Reinventar um ícone não é tarefa simples. Exige mais do que uma atualização estética ou um novo contexto narrativo: impõe a necessidade de justificar sua existência, ampliando camadas de significado e oferecendo uma leitura que vá além da mera nostalgia. “Cruella” vem dessa premissa como um espetáculo visual vibrante, embebido na estética do punk britânico dos anos 1970 e na grandiosidade dos dramas fashionistas. Entre reviravoltas, rivalidades ferozes e um desfile de figurinos exuberantes, o longa equilibra ambição e artifício, ainda que, por vezes, sacrifique nuances em nome do impacto.

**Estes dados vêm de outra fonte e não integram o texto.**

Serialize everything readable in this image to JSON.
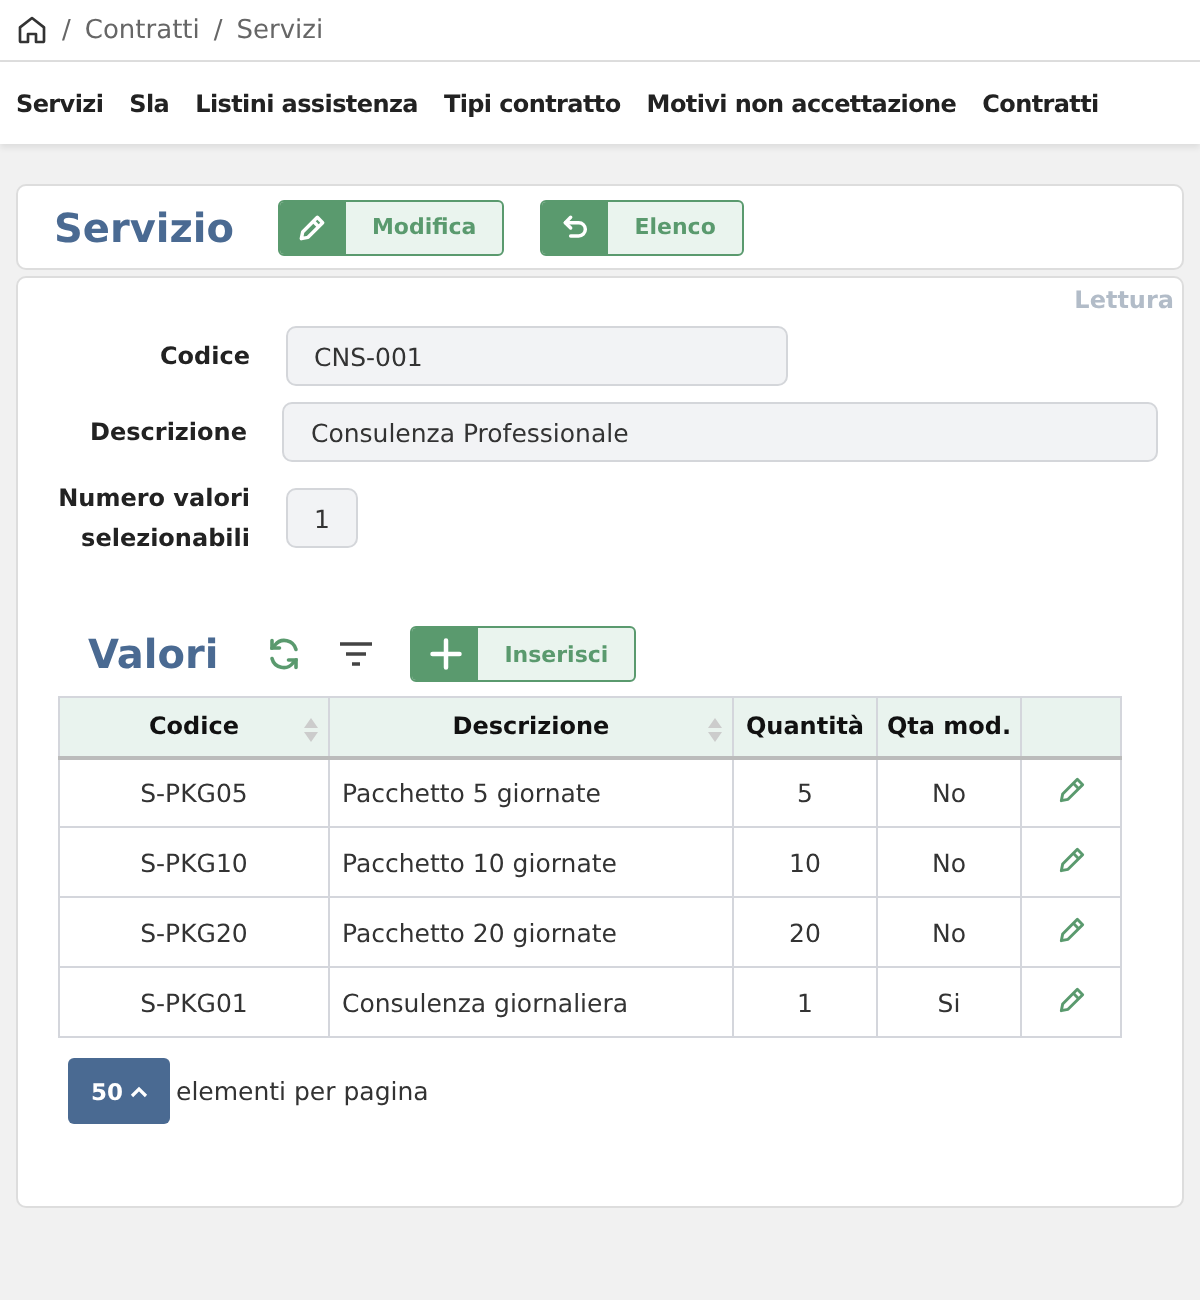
{
  "breadcrumb": [
    {
      "separator": "/",
      "label": "Contratti"
    },
    {
      "separator": "/",
      "label": "Servizi"
    }
  ],
  "nav": [
    "Servizi",
    "Sla",
    "Listini assistenza",
    "Tipi contratto",
    "Motivi non accettazione",
    "Contratti"
  ],
  "header": {
    "title": "Servizio",
    "buttons": [
      {
        "label": "Modifica",
        "kind": "edit"
      },
      {
        "label": "Elenco",
        "kind": "back"
      }
    ]
  },
  "mode": "Lettura",
  "fields": [
    {
      "label": "Codice",
      "value": "CNS-001",
      "kind": "text"
    },
    {
      "label": "Descrizione",
      "value": "Consulenza Professionale",
      "kind": "textarea"
    },
    {
      "label": "Numero valori selezionabili",
      "value": "1",
      "kind": "number"
    }
  ],
  "values": {
    "title": "Valori",
    "add_button": {
      "label": "Inserisci",
      "kind": "add"
    },
    "columns": [
      {
        "label": "Codice",
        "sortable": true
      },
      {
        "label": "Descrizione",
        "sortable": true
      },
      {
        "label": "Quantità",
        "sortable": false
      },
      {
        "label": "Qta mod.",
        "sortable": false
      }
    ],
    "rows": [
      {
        "codice": "S-PKG05",
        "descrizione": "Pacchetto 5 giornate",
        "quantita": "5",
        "qta_mod": "No"
      },
      {
        "codice": "S-PKG10",
        "descrizione": "Pacchetto 10 giornate",
        "quantita": "10",
        "qta_mod": "No"
      },
      {
        "codice": "S-PKG20",
        "descrizione": "Pacchetto 20 giornate",
        "quantita": "20",
        "qta_mod": "No"
      },
      {
        "codice": "S-PKG01",
        "descrizione": "Consulenza giornaliera",
        "quantita": "1",
        "qta_mod": "Si"
      }
    ],
    "page_size": "50",
    "page_size_label": "elementi per pagina"
  }
}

A trajetória de Estella (Emma Stone), uma jovem dotada de talento nato para a moda, é marcada pelo desejo de ascensão em um meio dominado pelo rigor e pela manipulação. Trabalhando sob a tutela da implacável Baronesa von Hellman (Emma Thompson), ela aprende rapidamente que criatividade, sem astúcia, não basta. À medida que verdades sobre seu passado são reveladas, Estella se transforma na excêntrica e irreverente Cruella De Vil, assumindo uma postura de confronto contra sua mentora. Essa metamorfose, contudo, apresenta um dilema central: até que ponto o filme está disposto a abraçar a vilania de sua protagonista sem suavizá-la para torná-la palatável ao público?

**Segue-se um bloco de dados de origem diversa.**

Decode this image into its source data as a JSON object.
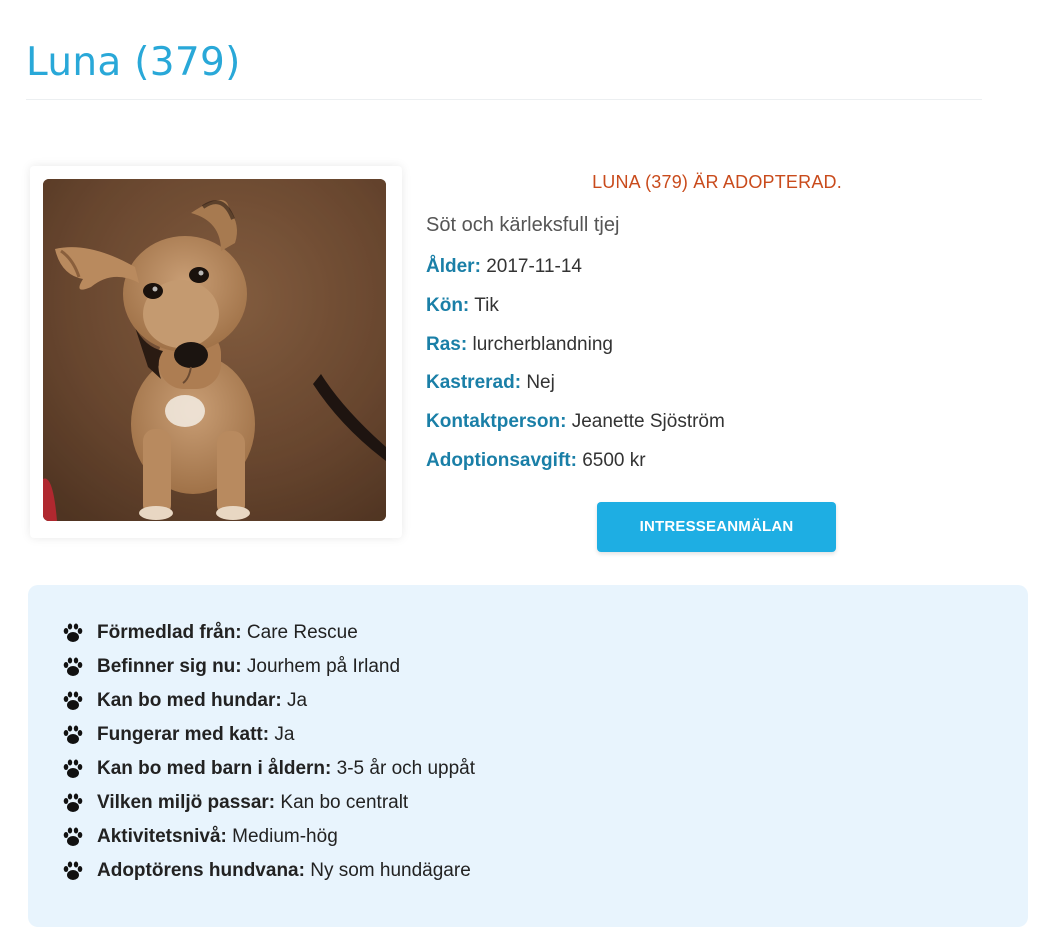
{
  "page": {
    "title": "Luna (379)"
  },
  "photo": {
    "subject": "Brown puppy sitting on carpet"
  },
  "status": "LUNA (379) ÄR ADOPTERAD.",
  "tagline": "Söt och kärleksfull tjej",
  "facts": [
    {
      "label": "Ålder:",
      "value": "2017-11-14"
    },
    {
      "label": "Kön:",
      "value": "Tik"
    },
    {
      "label": "Ras:",
      "value": "lurcherblandning"
    },
    {
      "label": "Kastrerad:",
      "value": "Nej"
    },
    {
      "label": "Kontaktperson:",
      "value": "Jeanette Sjöström"
    },
    {
      "label": "Adoptionsavgift:",
      "value": "6500 kr"
    }
  ],
  "interest_button": "INTRESSEANMÄLAN",
  "details": [
    {
      "label": "Förmedlad från:",
      "value": "Care Rescue",
      "icon": "paw-icon"
    },
    {
      "label": "Befinner sig nu:",
      "value": "Jourhem på Irland",
      "icon": "paw-icon"
    },
    {
      "label": "Kan bo med hundar:",
      "value": "Ja",
      "icon": "paw-icon"
    },
    {
      "label": "Fungerar med katt:",
      "value": "Ja",
      "icon": "paw-icon"
    },
    {
      "label": "Kan bo med barn i åldern:",
      "value": "3-5 år och uppåt",
      "icon": "paw-icon"
    },
    {
      "label": "Vilken miljö passar:",
      "value": "Kan bo centralt",
      "icon": "paw-icon"
    },
    {
      "label": "Aktivitetsnivå:",
      "value": "Medium-hög",
      "icon": "paw-icon"
    },
    {
      "label": "Adoptörens hundvana:",
      "value": "Ny som hundägare",
      "icon": "paw-icon"
    }
  ],
  "colors": {
    "title": "#29a8d8",
    "status": "#c94b1c",
    "label": "#1a7fa7",
    "button": "#1eaee3",
    "panel": "#e8f4fd"
  }
}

O que sustenta “Cruella” não é apenas sua narrativa de vingança e emancipação, mas o magnetismo de suas atrizes principais. Emma Stone equilibra carisma e teatralidade, transitando entre a vulnerabilidade de Estella e a autoconfiança implacável de Cruella. Já Emma Thompson encarna a Baronesa com uma frieza cortante, evocando figuras de poder que não apenas ditam tendências, mas também esmagam aqueles que ousam desafiá-las. O embate entre as duas personagens confere dinamismo à trama e intensifica sua tensão dramática, ainda que o roteiro, por vezes, evite mergulhar em um antagonismo mais complexo.

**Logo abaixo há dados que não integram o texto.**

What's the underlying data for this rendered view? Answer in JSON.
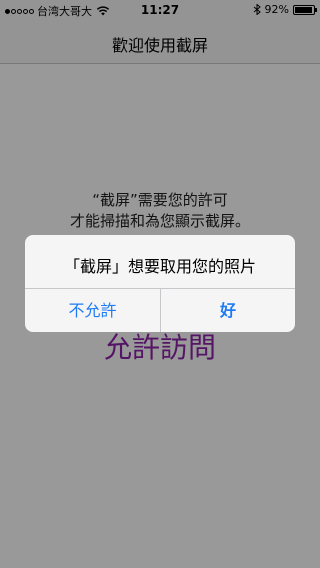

Esteticamente, o longa se afirma como uma experiência arrebatadora. A direção de arte constrói uma Londres vibrante e caótica, onde a subversão estética do movimento punk se entrelaça à sofisticação do mundo da alta-costura. Os figurinos de Jenny Beavan não são apenas adornos, mas narrativas por si próprios: cada peça usada por Cruella reflete seu estado de espírito e sua escalada rumo ao domínio da cena fashion londrina. A trilha sonora, repleta de clássicos do rock, amplifica a energia do filme, ainda que, em certos momentos, sua onipresença sufoque a composição original de Nicholas Britell.
Entretanto, apesar de seu impacto estilístico, “Cruella” tropeça ao tentar conciliar sua protagonista entre os papéis de vítima e arquiteta de sua própria ascensão. O roteiro hesita em permitir que a personagem adote plenamente sua faceta mais cruel, distanciando-se da vilã que o público conhece de “101 Dálmatas”. Essa abordagem atenua o peso da transformação de Estella, tornando sua rebeldia mais uma performance estilizada do que um verdadeiro mergulho em uma psique perturbadora. Além disso, algumas soluções narrativas soam convenientes demais, minimizando os dilemas morais que poderiam elevar ainda mais a complexidade da história.
Ainda assim, dentro do universo de adaptações live-action da Disney, “Cruella” tem ousadia estética e talento de seu elenco. Não se trata de uma simples reciclagem de uma personagem clássica, mas de uma tentativa — ainda que parcialmente bem-sucedida — de reformular sua identidade sem alienar um público acostumado à clareza moral dos contos de fadas. O filme é um banquete visual, uma celebração do exagero e uma demonstração de que, às vezes, o estilo pode ser tão expressivo quanto a substância. Se não redefine sua protagonista de maneira definitiva, ao menos reafirma que Cruella De Vil, em qualquer versão, sempre encontrará um palco para brilhar.